HCC tends to occur in the background of cirrhosis which is found in 80%–90% of patients with HCC. Macronodular cirrhosis associated with viral hepatitis carries a greater risk of malignant transformation than alcohol related micronodular cirrhosis. Among patients with viral hepatitis- related cirrhosis, HCV-related cirrhosis seems to carry a higher risk for developing HCC than HBV- related cirrhosis [28].

Alcohol Intake

Alcohol abuse is a leading cause of cirrhosis in western countries, which in turn is linked with an increased risk of liver cancer. Chronic consumption of alcohol from 40 to 60 grams of alcohol on a daily bases are highly associated with HCC [29].

Tobacco Use

Smoking increases the risk of liver cancer. Former smokers have a lower risk than current smokers, but both groups have a higher risk than those who never smoked [30].

Overview of Epidemiology, Risk Factors and Histopathological Features Global Journal of Pathology and Microbiology, 2018 Vol. 6 17

Vinyl Chloride and Thorium Dioxide (Thorotrast)

Vinyl chloride is a chemical used in making some kinds of plastics. Thorotrast is a chemical that in the past was injected into some patients as part of certain x-ray tests. Exposure to these chemicals raises the risk of angiosarcoma of the liver and also increases the risk of developing cholangiocarcinoma and hepatocellular cancer, but to a far lesser degree [31].

Drugs

Several drugs have come under suspicion as possible hepatocarcinogens.

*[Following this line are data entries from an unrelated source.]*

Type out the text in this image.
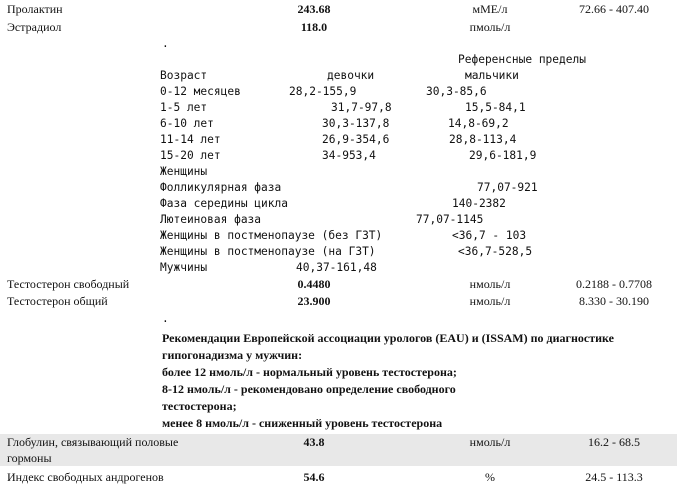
Пролактин	243.68	мМЕ/л	72.66 - 407.40
Эстрадиол	118.0	пмоль/л
.
Референсные пределы
Возраст	девочки	мальчики
0-12 месяцев	28,2-155,9	30,3-85,6
1-5 лет	31,7-97,8	15,5-84,1
6-10 лет	30,3-137,8	14,8-69,2
11-14 лет	26,9-354,6	28,8-113,4
15-20 лет	34-953,4	29,6-181,9
Женщины
Фолликулярная фаза	77,07-921
Фаза середины цикла	140-2382
Лютеиновая фаза	77,07-1145
Женщины в постменопаузе (без ГЗТ)	<36,7 - 103
Женщины в постменопаузе (на ГЗТ)	<36,7-528,5
Мужчины	40,37-161,48
Тестостерон свободный	0.4480	нмоль/л	0.2188 - 0.7708
Тестостерон общий	23.900	нмоль/л	8.330 - 30.190
.
Рекомендации Европейской ассоциации урологов (EAU) и (ISSAM) по диагностике
гипогонадизма у мужчин:
более 12 нмоль/л - нормальный уровень тестостерона;
8-12 нмоль/л - рекомендовано определение свободного
тестостерона;
менее 8 нмоль/л - сниженный уровень тестостерона
Глобулин, связывающий половые
гормоны
43.8	нмоль/л	16.2 - 68.5
Индекс свободных андрогенов	54.6	%	24.5 - 113.3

Anabolic steroids are male hormones used by some athletes to increase their strength and muscle mass. Long-term anabolic steroid use can slightly increase the risk of hepatocellular cancer. Cortisone-like steroids, such as hydrocortisone, prednisone, and dexamethasone, do not carry this same risk. Contraceptive steroids have also been incriminated in the development of HCC. Tamoxifen and danazol have been implicated in hepatic carcinogenesis [31].

HISTOPATHOLOGY

HCCs consist of tumor cells that resemble hepatocytes. The tumor shows loss of hepatic architecture i.e. loss of portal tracts and reduction of normal reticulin framework [32]. The stroma is composed of sinusoid-like blood spaces lined by a single layer of endothelial cells resembling capillary vessels. This phenotypic change of sinusoids is called 'capillarization'. Unlike the sinusoidal endothelial cells

in normal liver tissue, those of HCC are immunohistochemically positive for CD34 and factor-VIII-related antigen [33].

Hepatocellular carcinoma has four principal histological growth patterns: trabecular, pseudoglandular (pseudoacinar), solid (compact) and macrotrabecular. The different architectural patterns and cytological variants frequently occur in combination [32].

ARCHITECTURAL PATTERNS Trabecular [plate-like] Pattern

This pattern is the most common in well and moderately differentiated HCCs. Tumor composed of cells grow in cords of variable thickness separated by sinusoid-like blood spaces (Figure 1A). Well-differentiated tumors have a thin trabecular pattern and trabeculae become thicker with de-differentiation [34].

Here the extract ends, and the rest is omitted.